Multi-layer protection based on IT security

The first step toward IT security best practices for EV charging ecosystem vendors is to restructure their organization: hire a Chief Information Security Officer (CISO). In the face of a large attack surface and the basic goal of protecting data from internal and external attacks, the CISO needs to work closely with the Chief Technology Officer (CTO) to coordinate IT security and trolley charging facility security.

IT security best practices such as X.509 Public key infrastructure (PKI), Transport Layer security (TLS), and security "tunnels" encrypt data transmitted over a network to protect communication and data exchange between cloud management software, EV charging points, EV, and the grid.

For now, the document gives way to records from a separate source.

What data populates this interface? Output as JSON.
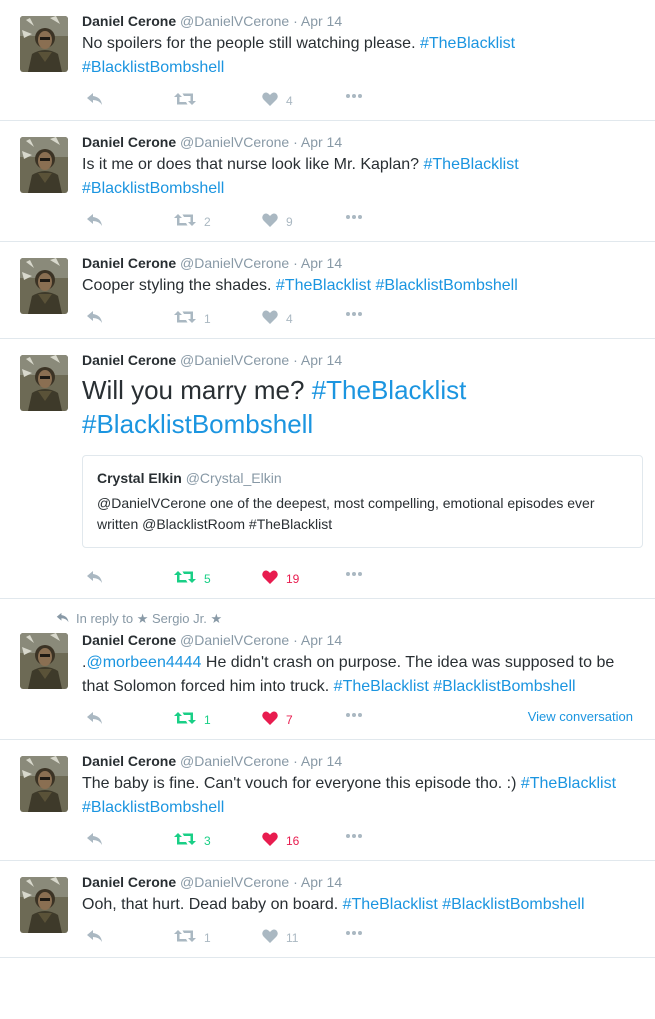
{
  "tweets": [
    {
      "name": "Daniel Cerone",
      "handle": "@DanielVCerone",
      "date": "· Apr 14",
      "segments": [
        {
          "text": "No spoilers for the people still watching please. ",
          "kind": "text"
        },
        {
          "text": "#TheBlacklist",
          "kind": "hashtag"
        },
        {
          "text": " ",
          "kind": "text"
        },
        {
          "text": "#BlacklistBombshell",
          "kind": "hashtag"
        }
      ],
      "retweets": "",
      "likes": "4"
    },
    {
      "name": "Daniel Cerone",
      "handle": "@DanielVCerone",
      "date": "· Apr 14",
      "segments": [
        {
          "text": "Is it me or does that nurse look like Mr. Kaplan? ",
          "kind": "text"
        },
        {
          "text": "#TheBlacklist",
          "kind": "hashtag"
        },
        {
          "text": " ",
          "kind": "text"
        },
        {
          "text": "#BlacklistBombshell",
          "kind": "hashtag"
        }
      ],
      "retweets": "2",
      "likes": "9"
    },
    {
      "name": "Daniel Cerone",
      "handle": "@DanielVCerone",
      "date": "· Apr 14",
      "segments": [
        {
          "text": "Cooper styling the shades. ",
          "kind": "text"
        },
        {
          "text": "#TheBlacklist",
          "kind": "hashtag"
        },
        {
          "text": " ",
          "kind": "text"
        },
        {
          "text": "#BlacklistBombshell",
          "kind": "hashtag"
        }
      ],
      "retweets": "1",
      "likes": "4"
    },
    {
      "name": "Daniel Cerone",
      "handle": "@DanielVCerone",
      "date": "· Apr 14",
      "segments": [
        {
          "text": "Will you marry me? ",
          "kind": "text"
        },
        {
          "text": "#TheBlacklist",
          "kind": "hashtag"
        },
        {
          "text": " ",
          "kind": "text"
        },
        {
          "text": "#BlacklistBombshell",
          "kind": "hashtag"
        }
      ],
      "quote": {
        "name": "Crystal Elkin",
        "handle": "@Crystal_Elkin",
        "text": "@DanielVCerone one of the deepest, most compelling, emotional episodes ever written @BlacklistRoom #TheBlacklist"
      },
      "retweets": "5",
      "likes": "19"
    },
    {
      "name": "Daniel Cerone",
      "handle": "@DanielVCerone",
      "date": "· Apr 14",
      "reply_context": "In reply to ★ Sergio Jr. ★",
      "segments": [
        {
          "text": ".",
          "kind": "text"
        },
        {
          "text": "@morbeen4444",
          "kind": "mention"
        },
        {
          "text": " He didn't crash on purpose. The idea was supposed to be that Solomon forced him into truck. ",
          "kind": "text"
        },
        {
          "text": "#TheBlacklist",
          "kind": "hashtag"
        },
        {
          "text": " ",
          "kind": "text"
        },
        {
          "text": "#BlacklistBombshell",
          "kind": "hashtag"
        }
      ],
      "retweets": "1",
      "likes": "7",
      "view_conversation": "View conversation"
    },
    {
      "name": "Daniel Cerone",
      "handle": "@DanielVCerone",
      "date": "· Apr 14",
      "segments": [
        {
          "text": "The baby is fine. Can't vouch for everyone this episode tho. :) ",
          "kind": "text"
        },
        {
          "text": "#TheBlacklist",
          "kind": "hashtag"
        },
        {
          "text": " ",
          "kind": "text"
        },
        {
          "text": "#BlacklistBombshell",
          "kind": "hashtag"
        }
      ],
      "retweets": "3",
      "likes": "16"
    },
    {
      "name": "Daniel Cerone",
      "handle": "@DanielVCerone",
      "date": "· Apr 14",
      "segments": [
        {
          "text": "Ooh, that hurt. Dead baby on board. ",
          "kind": "text"
        },
        {
          "text": "#TheBlacklist",
          "kind": "hashtag"
        },
        {
          "text": " ",
          "kind": "text"
        },
        {
          "text": "#BlacklistBombshell",
          "kind": "hashtag"
        }
      ],
      "retweets": "1",
      "likes": "11"
    }
  ],
  "tweet_states": [
    {
      "rt_active": false,
      "like_active": false,
      "big": false
    },
    {
      "rt_active": false,
      "like_active": false,
      "big": false
    },
    {
      "rt_active": false,
      "like_active": false,
      "big": false
    },
    {
      "rt_active": true,
      "like_active": true,
      "big": true
    },
    {
      "rt_active": true,
      "like_active": true,
      "big": false
    },
    {
      "rt_active": true,
      "like_active": true,
      "big": false
    },
    {
      "rt_active": false,
      "like_active": false,
      "big": false
    }
  ],
  "colors": {
    "link": "#1b95e0",
    "icon": "#aab8c2",
    "retweet_active": "#19cf86",
    "like_active": "#e81c4f",
    "border": "#e1e8ed"
  },
  "icons": {
    "reply": "reply-icon",
    "retweet": "retweet-icon",
    "like": "heart-icon",
    "more": "more-dots-icon"
  }
}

EV charging facilities providers should also be concerned about data privacy regulations involving personally identifiable information. Any organisation that transmits, processes or stores personally identifiable information should comply with the EU's General Data Protection Regulation (GDPR), Japan's Personal Information Protection Act (APPI), the US California Consumer Privacy Act (CCPA) and the new California Privacy Act (CPRA).

The Payment Card Industry Data Security Standard (PCI DSS) and SOC 1 Security standard provide security controls and measures to ensure that credit/debit card transaction activity is protected during transmission and storage. Specific controls include using tokens rather than readable data and storing only the last four digits of the credit card number. Smart security measures in billing management systems also help identify and prevent payment fraud.

The endpoint Detection and Response (EDR) system continuously monitors devices accessing the EV charging management platform, identifies intrusions and responds quickly, preventing cybercriminals from penetrating the network and moving across other components, such as management software, cars, and power grids.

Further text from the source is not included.